Berlin Buzzwords 2026

Constant-Time Aggregations with Star-Tree in OpenSearch
2026-06-08 , Maschinenhaus

Discover how OpenSearch breaks linear scaling. Inspired by Apache Pinot, the Star-Tree index moves performance dependency from document count to field cardinality. Learn how we extended Lucene’s DocValues to build multi-dimensional materialized views that deliver sub-second analytics on billion-scale datasets for observability workloads.


Traditional distributed search engines face a significant bottleneck: aggregation latency scales linearly with document count. As datasets grow to billions of records, this "scan-on-query" model fails to meet real-time requirements. Inspired by Apache Pinot and star-cube research, OpenSearch introduced the Star-Tree index to decouple performance from raw data volume.

This session dives into the engineering behind this transition. We will explore how we extended Lucene’s DocValuesFormat to support multi-field materialized views directly within segment structures and shifted the performance dependency from total document count to the cardinality of indexed dimensions.
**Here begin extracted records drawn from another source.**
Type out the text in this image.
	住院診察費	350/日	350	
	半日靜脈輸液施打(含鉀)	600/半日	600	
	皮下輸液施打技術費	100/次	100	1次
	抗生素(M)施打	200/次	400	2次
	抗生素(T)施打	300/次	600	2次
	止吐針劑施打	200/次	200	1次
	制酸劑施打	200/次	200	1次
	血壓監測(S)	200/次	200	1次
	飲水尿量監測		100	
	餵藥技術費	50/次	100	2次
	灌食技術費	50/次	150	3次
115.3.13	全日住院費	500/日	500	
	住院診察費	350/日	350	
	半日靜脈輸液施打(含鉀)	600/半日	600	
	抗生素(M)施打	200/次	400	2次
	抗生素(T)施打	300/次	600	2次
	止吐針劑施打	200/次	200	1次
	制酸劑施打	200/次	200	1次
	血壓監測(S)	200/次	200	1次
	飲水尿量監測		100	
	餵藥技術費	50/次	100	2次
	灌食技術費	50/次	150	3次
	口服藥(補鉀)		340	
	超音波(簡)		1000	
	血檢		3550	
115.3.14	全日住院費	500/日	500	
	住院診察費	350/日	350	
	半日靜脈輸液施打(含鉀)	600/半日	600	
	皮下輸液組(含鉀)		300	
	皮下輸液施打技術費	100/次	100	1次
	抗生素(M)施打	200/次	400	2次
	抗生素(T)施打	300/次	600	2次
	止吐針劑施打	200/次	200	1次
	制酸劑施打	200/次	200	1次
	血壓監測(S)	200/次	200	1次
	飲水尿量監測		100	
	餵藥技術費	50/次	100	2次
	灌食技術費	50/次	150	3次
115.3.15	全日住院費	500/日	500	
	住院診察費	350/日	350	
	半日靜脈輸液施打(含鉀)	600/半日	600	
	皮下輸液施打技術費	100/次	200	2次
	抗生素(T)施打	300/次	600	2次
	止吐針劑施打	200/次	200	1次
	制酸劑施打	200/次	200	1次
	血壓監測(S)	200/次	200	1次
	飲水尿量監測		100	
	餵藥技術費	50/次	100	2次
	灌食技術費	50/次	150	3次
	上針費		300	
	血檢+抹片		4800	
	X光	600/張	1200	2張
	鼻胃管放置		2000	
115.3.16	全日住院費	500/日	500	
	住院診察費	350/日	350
We will detail the implementation of "star nodes"—wildcard structures representing aggregates across all values of a dimension—and how they enable constant-time query pruning. Attendees will learn about the challenges of building a multi-field index in the single-field-centric ecosystems like Lucene, how to fine tune storage versus speed, and why this architectural shift achieved up to 1000x faster queries. Finally, we will discuss operational lessons learned, including limitations on why this structure is limited to append-only workloads and how it bridges the gap between traditional search and OLAP-style analytics.


Level: Intermediate
See also: Star Tree Index

Sandesh is a Software Developer working on the OpenSearch Project, with a focus on enhancing search performance and cluster resilience. He is also a maintainer of OpenSearch (core) and hosts the Search Backlog & Triage Community Meeting every Wednesday, where he engages with the community to review open issues, prioritize feature requests, and drive improvements to OpenSearch's Search components.

Shailesh Kumar Singh is a Software Development Engineer at Amazon Web Services, working on OpenSearch. His work focuses on building high-performance analytics systems at scale, with contributions to aggregation optimization through Star Tree indexing and efficient data processing and compaction using Parquet. He is particularly interested in designing scalable systems that balance performance, storage efficiency, and real-world usability.

He holds a Bachelor’s degree in Computer Science from BITS Pilani, with a minor in Finance, and is interested in scalable systems and fintech.